Нечто подобное присуще и подлинному стиху. Каждое слово звучит в нем так, как будто оно немыслимо вне данного стихотворения, а в целом стихотворная речь предстает как единственно возможная (“чувствуешь, что иначе нельзя сказать”).

Одно из величайших творений мировой лирики — поздние тютчевские стихи, посвященные памяти Е.А.Денисьевой, написаны, казалось бы, совершенно простой, даже будничной речью:
Вот бреду я вдоль большой дороги

В тихом свете гаснущего дня,

Тяжело мне, замирают ноги...

Друг мой милый, видишь ли меня?


Все темней, темнее над землею —

Улетел последний отблеск дня...

Вот тот мир, где жили мы с тобою,

Ангел мой, ты видишь ли меня?


Завтра день молитвы и печали,

Завтра память рокового дня...

Ангел мой, где б души ни витали,

Ангел мой, ты видишь ли меня?


Но эти стихи отличаются от обычной речи не меньше, чем отличается от обычного человеческого голоса пение Шаляпина или Карузо, которое оставляет впечатление чего-то сверхчеловеческого, неземного. Будничность и безыскусственность выражений, напоминающих обыкновенный разговор (“вот бреду я...”, “видишь ли меня...”, “вот тот мир, где жили мы...”, “завтра память...”), только еще сильнее подчеркивают, выявляют эту поразительную силу искусства. И для полноценного восприятия стихотворения вовсе не обязательна совершенная, искусная декламация — достаточно иметь определенную эстетическую подготовленность и желание вслушаться в стих. И тогда стих этот производит столь же властное и глубокое впечатление, как и голос великого певца.

Ибо, повторяю, стихотворение — это не речь, не явление языка, а произведение искусства, созданное из языкового материала. В основе стихотворения лежат не законы языка (хотя они вовсе не отменяются в нем), а законы стиха. Существует тезис, которого придерживаются некоторые современные филологи: в стихе нет ничего такого, чего не было бы в языке. Это верно, но с одной оговоркой, которую дал Б.В.Томашевский: в стихе нет ничего, чего не было бы в языке, кроме... стиха! Точно так же, например, в мелодии, исполняемой голосом, нет ничего такого, чего не было бы в человеческом голосе вообще, кроме самой мелодии.

Конечно же, стихотворная речь — скажем, в приведенных стихах Тютчева — вся строится из слов русского языка и по законам русской грамматики.

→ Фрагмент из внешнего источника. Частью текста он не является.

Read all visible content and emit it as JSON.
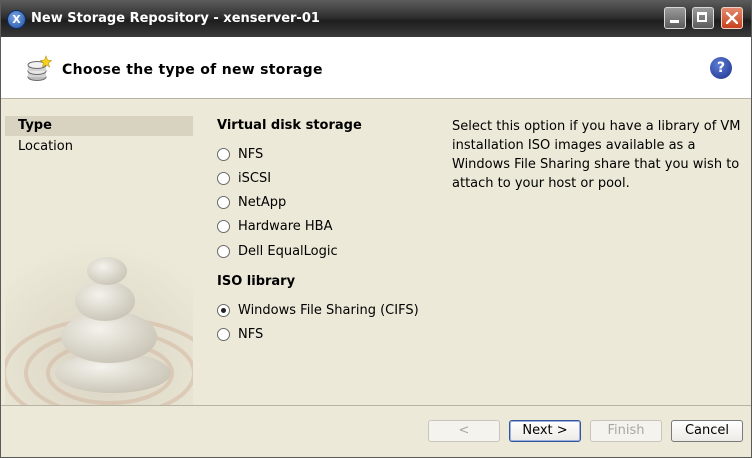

Однако эта речь всецело и естественно подчинена законам стиха; слова и грамматические формы выступают здесь не в своем собственном бытии, а как элементы, частицы иной, уже не языковой целостности — целостности стиха (вспомним пример с камнями, становящимися органическими элементами произведения зодчества).

Опять-таки необходимо сказать о том, что все это относится именно к стиху в истинном смысле, а не к любым ритмизованным фразам, где законы стиха и законы языка неизбежно находятся в несоответствии, где нет органического слияния или, точнее, “добровольного” подчинения языка высшему единству стиха, подчинения, при котором, по определению Гегеля, полностью сохраняется “непринужденность непосредственной свободы”:


Вот бреду я вдоль большой дороги

В тихом свете гаснущего дня,

Тяжело мне...
Конечно, в самом повседневном языке заложены все средства создания стиха: слова определенного фонетического строения, грамматические формы, родственные сочетания звуков и т.п. Но точно так же, например, в обычных жизненных движениях и жестах человека есть все средства для создания танца, однако сам танец — это плод целенаправленного художественного творчества.

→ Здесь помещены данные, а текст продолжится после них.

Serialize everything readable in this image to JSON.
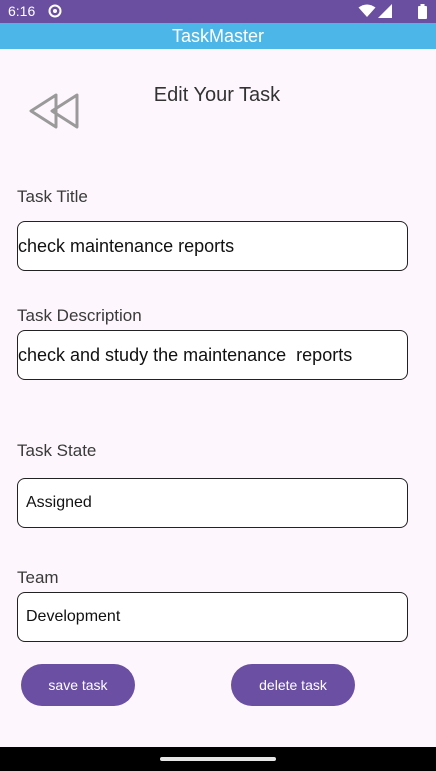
{
  "status_bar": {
    "time": "6:16",
    "background": "#6a4fa0",
    "icons": [
      "sync-icon",
      "wifi-icon",
      "signal-icon",
      "battery-icon"
    ]
  },
  "app_bar": {
    "title": "TaskMaster",
    "background": "#4db6e8"
  },
  "header": {
    "back_icon": "rewind-back-icon",
    "title": "Edit Your Task"
  },
  "form": {
    "task_title": {
      "label": "Task Title",
      "value": "check maintenance reports"
    },
    "task_description": {
      "label": "Task Description",
      "value": "check and study the maintenance  reports"
    },
    "task_state": {
      "label": "Task State",
      "value": "Assigned"
    },
    "team": {
      "label": "Team",
      "value": "Development"
    }
  },
  "actions": {
    "save_label": "save task",
    "delete_label": "delete task",
    "button_color": "#6a4fa3"
  }
}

Сравнение стиха и танца может многое прояснить. Материалом стиха является слово; материалом танца — “язык” человеческих движений и жестов. Танцор, в конечном счете, просто движется — ходит, бегает, прыгает, подражает различным трудовым, военным, бытовым действиям и жестам. Но совершенно ясно, что танцор все-таки не ходит, не бегает, не работает — он танцует, то есть создает определенное художественное произведение. И ритм танца, его художественное построение .подчиняет себе все жесты (причем в подлинном танцевальном искусстве это подчинение, конечно, “добровольно”).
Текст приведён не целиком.